Security
Environmental Variables
| Component | Variable Name | Default | Description |
|---|---|---|---|
| PostgreSQL | POSTGRES_USER | admin | Username for PostgreSQL database. |
| POSTGRES_PASSWORD | admin | Password for PostgreSQL database. | |
| POSTGRES_ENCRYPTION_KEY | your-encryption-key | Encryption key for securing sensitive data in PostgreSQL. | |
| PgAdmin4 | PGADMIN_DEFAULT_EMAIL | admin@admin.com | Default email for logging into PgAdmin4. |
| PGADMIN_DEFAULT_PASSWORD | admin | Default password for logging into PgAdmin4. | |
| JupyterLab | JUPYTER_LAB_TOKEN | my-token | Token for authenticating access to JupyterLab. |
| Plaid API | PLAID_CLIENT_ID | clientid | Client ID provided by Plaid for API access. |
| PLAID_SECRET | secret | Secret key provided by Plaid for API access. | |
| PLAID_ENV | sandbox | Environment for Plaid API (use ‘sandbox’ for testing or ‘production’ for real data). | |
| PLAID_PRODUCTS | transactions | List of Plaid products to be used, such as ‘auth’ and ‘transactions’. | |
| PLAID_COUNTRY_CODES | US,CA | List of country codes to support for Plaid integration. | |
| PLAID_REDIRECT_URI | Redirect URI for handling Plaid API responses (optional). |
Querying APIs
APIs calls are made over HTTPs using standard python requests library to Plaid (see Official Plaid Documentation)

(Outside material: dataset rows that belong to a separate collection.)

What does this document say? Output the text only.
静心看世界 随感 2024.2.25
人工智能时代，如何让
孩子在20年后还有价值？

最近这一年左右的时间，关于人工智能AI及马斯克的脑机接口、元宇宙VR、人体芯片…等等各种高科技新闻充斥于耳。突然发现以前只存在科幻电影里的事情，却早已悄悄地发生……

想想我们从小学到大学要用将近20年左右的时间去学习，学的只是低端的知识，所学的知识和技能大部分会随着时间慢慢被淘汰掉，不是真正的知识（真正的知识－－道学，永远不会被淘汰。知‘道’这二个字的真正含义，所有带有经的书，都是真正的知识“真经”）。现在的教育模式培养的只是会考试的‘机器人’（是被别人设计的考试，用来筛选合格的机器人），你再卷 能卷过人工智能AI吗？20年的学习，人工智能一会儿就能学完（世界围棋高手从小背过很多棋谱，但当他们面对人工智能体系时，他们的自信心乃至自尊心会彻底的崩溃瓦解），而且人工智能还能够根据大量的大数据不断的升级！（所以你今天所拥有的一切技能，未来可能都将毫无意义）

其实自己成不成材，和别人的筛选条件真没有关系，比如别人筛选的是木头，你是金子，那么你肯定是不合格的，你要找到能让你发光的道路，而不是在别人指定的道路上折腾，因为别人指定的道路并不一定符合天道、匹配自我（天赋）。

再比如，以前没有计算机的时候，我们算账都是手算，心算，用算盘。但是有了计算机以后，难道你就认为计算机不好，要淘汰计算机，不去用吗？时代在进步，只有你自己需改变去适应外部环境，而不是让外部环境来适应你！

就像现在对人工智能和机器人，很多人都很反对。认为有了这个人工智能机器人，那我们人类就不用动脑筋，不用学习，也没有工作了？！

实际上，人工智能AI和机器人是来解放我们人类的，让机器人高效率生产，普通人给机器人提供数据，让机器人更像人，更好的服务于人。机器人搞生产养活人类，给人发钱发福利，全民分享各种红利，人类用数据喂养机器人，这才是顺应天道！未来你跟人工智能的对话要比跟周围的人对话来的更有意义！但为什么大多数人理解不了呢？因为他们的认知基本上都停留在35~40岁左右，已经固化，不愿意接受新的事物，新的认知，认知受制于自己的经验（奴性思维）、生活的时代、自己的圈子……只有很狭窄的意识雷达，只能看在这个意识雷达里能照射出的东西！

These calls are facilitated through Core APIs (Authentication)
Token Storage
Intermediary link tokens are kept in python kernel memory. These get destroyed when you restart the kernel.
Public Access tokens (which grant access to query your accounts) are encrypted at rest using PostgreSQL’s pgcrypto functions against the POSTGRES_ENCRYPTION_KEY set at Docker build time.